«Non quia timemus non audemus, sed quia non audemus, timemus»
-(Sénèque)
«Ce n'est pas parce que nous avons peur que nous n'osons pas; c'est parce que nous n'osons pas que nous avons peur».

Stratégie d’accès à l’Indépendance

La "conversation nationale" - Vers d’autres actes manqués ou vers l’indépendance ?

samedi 15 mars 2008

Acte manqué : Un acte manqué s’apparente à une erreur, un raté dans une
action aisée. Le sujet se demande comment il a pu en arriver à un tel
échec. L’acte manqué est l’équivalent dans l’agir du lapsus.
(Wikipédia)

Acte manqué - Ratés du comportement dévoilant un conflit inconscient. Nous commettons tous des actes manqués.

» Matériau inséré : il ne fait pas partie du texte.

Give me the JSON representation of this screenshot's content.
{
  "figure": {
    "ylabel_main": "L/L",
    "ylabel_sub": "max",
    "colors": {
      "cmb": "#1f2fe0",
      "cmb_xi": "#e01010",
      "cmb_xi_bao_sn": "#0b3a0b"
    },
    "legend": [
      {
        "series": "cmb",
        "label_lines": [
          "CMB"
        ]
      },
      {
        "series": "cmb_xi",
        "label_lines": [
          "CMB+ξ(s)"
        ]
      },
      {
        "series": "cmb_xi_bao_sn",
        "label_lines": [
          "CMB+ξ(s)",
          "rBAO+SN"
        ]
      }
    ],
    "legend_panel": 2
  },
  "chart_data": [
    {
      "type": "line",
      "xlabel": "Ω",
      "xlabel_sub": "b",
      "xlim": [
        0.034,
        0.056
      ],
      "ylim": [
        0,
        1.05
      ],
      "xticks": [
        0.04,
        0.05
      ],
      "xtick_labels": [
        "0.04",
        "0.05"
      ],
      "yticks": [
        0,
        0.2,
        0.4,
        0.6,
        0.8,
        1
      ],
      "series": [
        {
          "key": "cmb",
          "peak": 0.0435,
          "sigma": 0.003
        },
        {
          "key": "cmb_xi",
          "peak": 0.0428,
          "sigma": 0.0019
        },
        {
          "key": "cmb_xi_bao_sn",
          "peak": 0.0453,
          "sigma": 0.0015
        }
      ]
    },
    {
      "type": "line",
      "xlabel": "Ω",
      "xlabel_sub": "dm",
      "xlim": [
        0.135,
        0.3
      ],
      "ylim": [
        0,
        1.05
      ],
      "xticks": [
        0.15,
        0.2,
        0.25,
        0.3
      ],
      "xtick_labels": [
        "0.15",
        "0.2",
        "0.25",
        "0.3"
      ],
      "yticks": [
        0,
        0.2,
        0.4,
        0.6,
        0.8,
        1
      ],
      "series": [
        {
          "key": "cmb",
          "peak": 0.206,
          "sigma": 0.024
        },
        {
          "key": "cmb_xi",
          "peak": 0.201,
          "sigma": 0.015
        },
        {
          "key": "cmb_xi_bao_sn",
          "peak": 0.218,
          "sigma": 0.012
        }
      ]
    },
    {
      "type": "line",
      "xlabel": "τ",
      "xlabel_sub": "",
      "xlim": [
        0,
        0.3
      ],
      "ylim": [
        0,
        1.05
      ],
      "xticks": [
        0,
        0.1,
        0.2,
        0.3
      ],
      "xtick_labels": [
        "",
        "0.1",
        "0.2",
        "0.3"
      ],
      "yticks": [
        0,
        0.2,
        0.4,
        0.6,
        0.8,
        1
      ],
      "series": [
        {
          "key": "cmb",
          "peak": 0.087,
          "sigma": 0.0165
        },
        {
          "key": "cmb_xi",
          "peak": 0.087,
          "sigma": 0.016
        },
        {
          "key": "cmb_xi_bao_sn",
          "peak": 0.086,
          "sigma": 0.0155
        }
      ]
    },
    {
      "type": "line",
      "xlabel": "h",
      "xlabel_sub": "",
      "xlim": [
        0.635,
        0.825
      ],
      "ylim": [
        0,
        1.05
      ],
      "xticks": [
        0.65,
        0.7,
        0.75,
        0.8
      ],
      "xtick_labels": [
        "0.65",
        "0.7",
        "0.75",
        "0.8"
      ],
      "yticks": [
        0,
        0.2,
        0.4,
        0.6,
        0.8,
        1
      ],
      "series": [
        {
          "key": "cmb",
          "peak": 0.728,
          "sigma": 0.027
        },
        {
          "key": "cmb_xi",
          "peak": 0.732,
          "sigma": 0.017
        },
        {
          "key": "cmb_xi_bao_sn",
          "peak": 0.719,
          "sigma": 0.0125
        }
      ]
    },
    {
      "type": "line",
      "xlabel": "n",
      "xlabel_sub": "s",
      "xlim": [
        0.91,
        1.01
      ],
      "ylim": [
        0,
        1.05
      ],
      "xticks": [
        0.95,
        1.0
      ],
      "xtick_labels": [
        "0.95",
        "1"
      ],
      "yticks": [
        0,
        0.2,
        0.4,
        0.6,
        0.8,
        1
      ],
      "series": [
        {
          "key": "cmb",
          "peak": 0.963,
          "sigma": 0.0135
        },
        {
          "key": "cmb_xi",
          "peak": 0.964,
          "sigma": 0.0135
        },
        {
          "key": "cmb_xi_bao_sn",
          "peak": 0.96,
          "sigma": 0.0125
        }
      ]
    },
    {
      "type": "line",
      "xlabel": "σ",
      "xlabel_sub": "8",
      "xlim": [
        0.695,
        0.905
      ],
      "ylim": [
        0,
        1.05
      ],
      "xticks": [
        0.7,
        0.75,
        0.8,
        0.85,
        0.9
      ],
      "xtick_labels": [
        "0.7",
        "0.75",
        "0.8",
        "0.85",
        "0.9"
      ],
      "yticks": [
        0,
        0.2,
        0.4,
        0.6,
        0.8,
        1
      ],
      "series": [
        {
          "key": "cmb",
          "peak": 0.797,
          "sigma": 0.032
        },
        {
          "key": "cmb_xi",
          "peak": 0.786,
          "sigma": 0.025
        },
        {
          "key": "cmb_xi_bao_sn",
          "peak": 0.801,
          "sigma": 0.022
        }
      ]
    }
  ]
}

Seule leur répétition, traduisant une conduite d’échec, doit amener à s’interroger.

***

Cela évoque à mes yeux l’attitude des partis sur la question nationale. En
examinant les résultats du Conseil National du PQ et du Congrès de l’ADQ,
on peut s’interroger en effet. Comment peut-on vouloir la souveraineté ou
l’autonomie (je ne mets pas en cause les convictions réelles de qui que ce
soit) tout en se comportant en pratique presque tout le temps comme des
partis fédéralistes qui acceptent le statu quo constitutionnel ?

Voici des exemples d’actes manqués récents.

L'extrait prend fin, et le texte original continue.